Obviously, a variety of issues (ethical, professional, and legal) from both the personal and
hospital perspectives must be considered.
SCENARIO
You are a nurse in the emergency room, working the Friday 7 p.m. to 7 a.m. shift, and your
evening has been filled with the usual mix of drunken belligerent teens, wailing babies, chronic
obstructive pulmonary disease (COPD) exacerbations, falls, fractures, and the routine, regular
congestive heart failure (CHF) patients. Your best friend is texting you from the concert that you
had to miss tonight because you were scheduled to work, and you respond to her between care of
patients, jealous that she is there and you are not. “What a jerk to torture me like this!” you think
to yourself.
It is now 2 a.m., and the medics radio once again, notifying you of an incoming motor vehicle
accident victim, ETA of 5 minutes. You sigh and opt to use the restroom, rather than getting that
much‐ needed cup of coffee, and prepare a room for your next patient. The medics roll in and
begin to fill you in. The patient is a 28‐ year‐ old male, a passenger on a bus that was involved
in a crash, leaving the vehicle overturned after rolling over an embankment. There were several
fatalities among the bus passengers, and “this victim has remained unconscious, though his vitals
are currently” . . . and as you start to focus on the patient, you take a second look. Can it be? It is!
The lead singer, Jerod, from the band “Blue Lizards,” who you have adored since you first heard
his voice! The band had just left the concert that you had missed last evening when the accident
occurred. You quickly text your best friend . . . “Can you believe?” and she responds with
“Yeah, right. PROVE IT.” So you quickly snap a picture with your smartphone, when alone with
the patient, and send it to her. Can’t hurt, right? Celebrities are “public property,” and that’s a
part of their life, right? Just for good measure, you snap a few more pictures of the unconscious
singer in various stages of undress and then a shot of his home address, phone number, and
demographic information from his electronic health record. You sit your phone down on the
bedside table for a minute as you continue your assessment of the patient.
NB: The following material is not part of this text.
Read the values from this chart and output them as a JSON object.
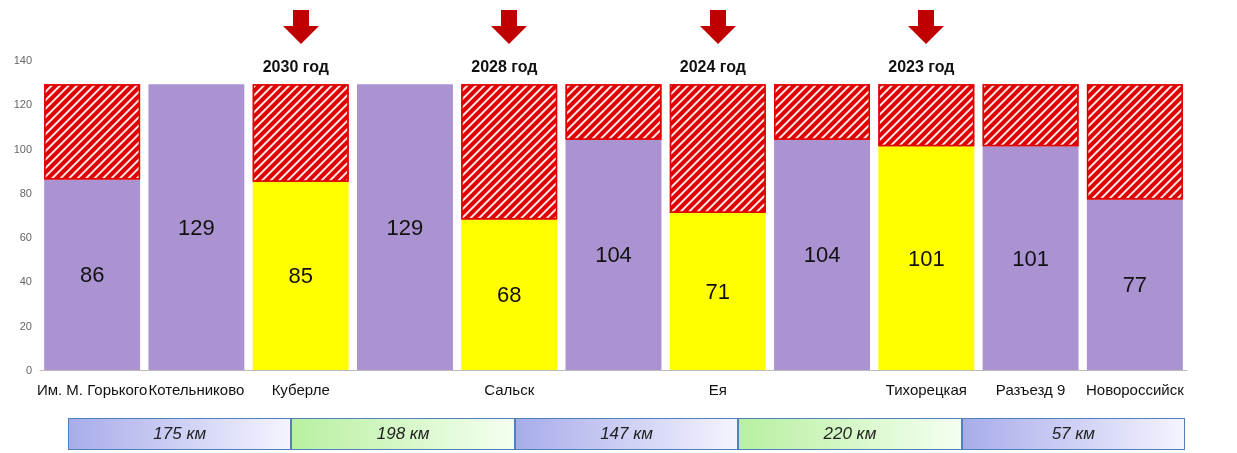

At 7:00 a.m., you drag your tired body home and straight to bed after a long but eventful night.
What happens next? Choose an ending to the scenario, and construct your paper based on
those reflections:
1. You are the following nurse on the day shift and discover the night nurse’s phone on the
bedside table. While trying to figure out to whom it belongs, you open the phone and see
the photographs taken the night before. Holy moly! What a find, and nobody could trace
you to the photos.
2. You receive a call from the gossip paper the Gossip Gazette, offering you $20,000 for the
photos you have taken (courtesy of your best friend). Your identity would never be
revealed, and you desperately need a new car and are behind on some bills.
3. You go on Facebook, on your day off, and talk about the night you had at work and how
you didn’t really feel as bad having to miss the concert, because you actually got to meet
Jerod in person and even “Got his number!” You then post a picture of Jerod on
Facebook and Instagram, figuring that most of your contacts would never recognize him
anyway. It’s your day off and your personal time, so no harm, no foul, right?
4. You receive a message the next morning from a peer at work that there is a big
investigation being conducted at work due to a HIPAA violation and that it involved a
celebrity who had been admitted to the hospital. The word is that legal action is being
taken against the hospital due to some photos that were sold to the Gossip Gazette.
Knowing that the photo you sent is safe with your best friend, you reach for your
smartphone, but it is nowhere to be found.